Fo, que maldito bajo.

JJ

well in essence, cities are just a whole lot of people. if there were no people, there would be no trash. my whole argument is that this has a much to do with a sense of hygiene as keeping yourself clean. europeans get the creeps because of the smell of the trash and the thought of the rats, cockroaches and whatnot it attrackts, just as dominicans are disgusted by body odor. when they come home, they will also tell people as horrified of what they experienced as people are doing in this threat.
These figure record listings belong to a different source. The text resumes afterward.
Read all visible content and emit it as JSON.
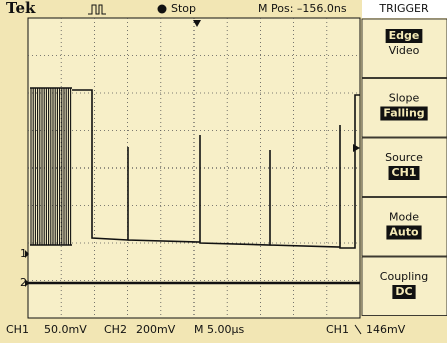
{
  "header": {
    "brand": "Tek",
    "status": "Stop",
    "position": "M Pos: –156.0ns",
    "menu_title": "TRIGGER"
  },
  "menu": [
    {
      "options": [
        "Edge",
        "Video"
      ]
    },
    {
      "label": "Slope",
      "option": "Falling"
    },
    {
      "label": "Source",
      "option": "CH1"
    },
    {
      "label": "Mode",
      "option": "Auto"
    },
    {
      "label": "Coupling",
      "option": "DC"
    }
  ],
  "markers": {
    "ch1": "1",
    "ch2": "2"
  },
  "footer": {
    "ch1_label": "CH1",
    "ch1_scale": "50.0mV",
    "ch2_label": "CH2",
    "ch2_scale": "200mV",
    "timebase": "M 5.00µs",
    "trigger_source": "CH1",
    "trigger_level": "146mV"
  }
}
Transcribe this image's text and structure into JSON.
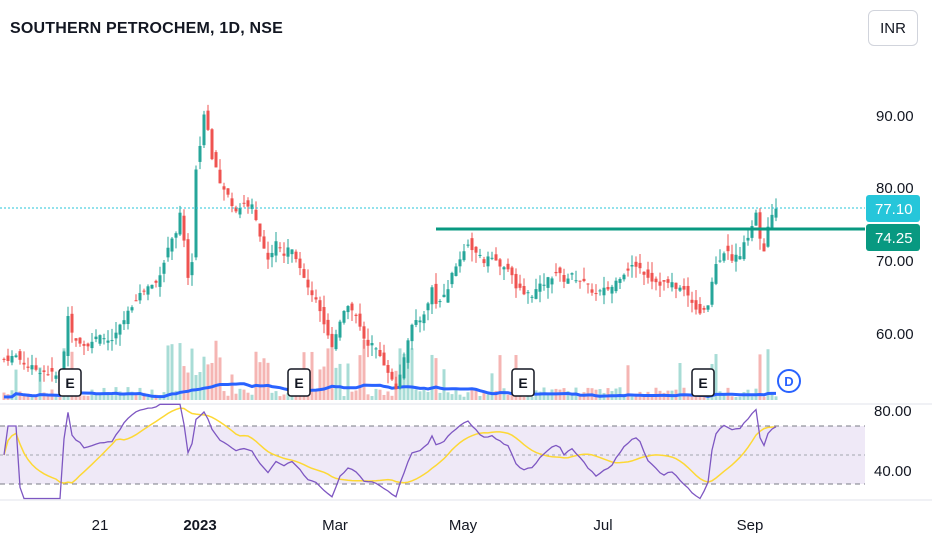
{
  "header": {
    "title": "SOUTHERN PETROCHEM, 1D, NSE",
    "currency": "INR"
  },
  "price_axis": {
    "labels": [
      "90.00",
      "80.00",
      "70.00",
      "60.00"
    ]
  },
  "price_tags": {
    "last": "77.10",
    "level": "74.25"
  },
  "rsi_axis": {
    "labels": [
      "80.00",
      "40.00"
    ]
  },
  "time_axis": {
    "labels": [
      "21",
      "2023",
      "Mar",
      "May",
      "Jul",
      "Sep"
    ]
  },
  "event_markers": {
    "earnings": [
      "E",
      "E",
      "E",
      "E"
    ],
    "dividend": "D"
  },
  "colors": {
    "up": "#26a69a",
    "down": "#ef5350",
    "level_line": "#089981",
    "last_price": "#26c6da",
    "volume_ma": "#2962ff",
    "rsi_line": "#7e57c2",
    "rsi_ma": "#fdd835",
    "rsi_band": "#ede7f6"
  },
  "chart_data": {
    "type": "candlestick",
    "symbol": "SOUTHERN PETROCHEM",
    "interval": "1D",
    "exchange": "NSE",
    "last_price": 77.1,
    "horizontal_level": 74.25,
    "y_range": [
      50,
      95
    ],
    "rsi_levels": [
      70,
      50,
      30
    ],
    "price_path": [
      [
        0,
        56.5
      ],
      [
        3,
        57.0
      ],
      [
        6,
        55.5
      ],
      [
        9,
        55.0
      ],
      [
        12,
        54.5
      ],
      [
        14,
        54.0
      ],
      [
        15,
        57.5
      ],
      [
        16,
        62.5
      ],
      [
        17,
        60.0
      ],
      [
        20,
        58.5
      ],
      [
        24,
        59.5
      ],
      [
        27,
        59.0
      ],
      [
        30,
        62.0
      ],
      [
        33,
        65.0
      ],
      [
        36,
        66.5
      ],
      [
        38,
        67.0
      ],
      [
        40,
        70.0
      ],
      [
        42,
        73.5
      ],
      [
        43,
        74.0
      ],
      [
        44,
        76.5
      ],
      [
        45,
        73.0
      ],
      [
        46,
        67.5
      ],
      [
        47,
        70.0
      ],
      [
        48,
        83.0
      ],
      [
        49,
        86.0
      ],
      [
        50,
        90.5
      ],
      [
        51,
        88.0
      ],
      [
        52,
        84.5
      ],
      [
        53,
        82.5
      ],
      [
        54,
        80.5
      ],
      [
        56,
        79.0
      ],
      [
        58,
        77.0
      ],
      [
        60,
        78.0
      ],
      [
        62,
        77.5
      ],
      [
        64,
        73.5
      ],
      [
        66,
        70.0
      ],
      [
        68,
        72.5
      ],
      [
        70,
        71.0
      ],
      [
        72,
        72.0
      ],
      [
        74,
        69.5
      ],
      [
        76,
        66.0
      ],
      [
        78,
        65.0
      ],
      [
        80,
        61.5
      ],
      [
        82,
        58.0
      ],
      [
        84,
        62.0
      ],
      [
        86,
        64.0
      ],
      [
        88,
        62.5
      ],
      [
        90,
        59.0
      ],
      [
        92,
        58.5
      ],
      [
        94,
        57.0
      ],
      [
        96,
        55.0
      ],
      [
        97,
        53.5
      ],
      [
        98,
        52.5
      ],
      [
        100,
        56.5
      ],
      [
        102,
        61.0
      ],
      [
        104,
        62.0
      ],
      [
        106,
        64.0
      ],
      [
        107,
        66.5
      ],
      [
        108,
        64.5
      ],
      [
        110,
        65.0
      ],
      [
        112,
        68.0
      ],
      [
        114,
        70.5
      ],
      [
        116,
        72.5
      ],
      [
        118,
        71.0
      ],
      [
        120,
        70.0
      ],
      [
        122,
        70.5
      ],
      [
        124,
        69.5
      ],
      [
        126,
        69.0
      ],
      [
        128,
        66.5
      ],
      [
        130,
        65.5
      ],
      [
        132,
        65.5
      ],
      [
        134,
        66.5
      ],
      [
        136,
        67.5
      ],
      [
        138,
        68.5
      ],
      [
        140,
        67.5
      ],
      [
        142,
        68.0
      ],
      [
        144,
        67.5
      ],
      [
        146,
        66.5
      ],
      [
        148,
        65.5
      ],
      [
        150,
        66.0
      ],
      [
        152,
        66.5
      ],
      [
        154,
        68.0
      ],
      [
        156,
        69.0
      ],
      [
        158,
        69.5
      ],
      [
        160,
        68.5
      ],
      [
        162,
        67.5
      ],
      [
        164,
        67.0
      ],
      [
        166,
        67.0
      ],
      [
        168,
        66.5
      ],
      [
        170,
        66.0
      ],
      [
        172,
        64.5
      ],
      [
        174,
        63.0
      ],
      [
        176,
        64.0
      ],
      [
        178,
        69.5
      ],
      [
        180,
        71.5
      ],
      [
        182,
        70.5
      ],
      [
        184,
        71.0
      ],
      [
        186,
        73.5
      ],
      [
        188,
        76.5
      ],
      [
        189,
        73.0
      ],
      [
        190,
        71.5
      ],
      [
        191,
        74.5
      ],
      [
        192,
        76.0
      ],
      [
        193,
        77.1
      ]
    ]
  }
}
and yes it is true, there are europeans in the dr who smell bad. most of them will smell perfectly fine in europe, it is just that they are not used to showering at least three times a day. this is because in europe it is first off not necessary because of the different climate, and second it is considered a waste of natural resources. than there are those who grew up in different times, and it was simply too expensive to bathe everyday. some people are just not as quick in picking up on local customs as others, so i guess telling them in a polite way would be the solution here.

there is of course also the legacy of the middle ages and renaissance, where europeans really had low standards of hygiene (not washing themselves, defecating in the streets, and throwing trash out of the window), but once we found out what caused the plague, most countries got rid of that.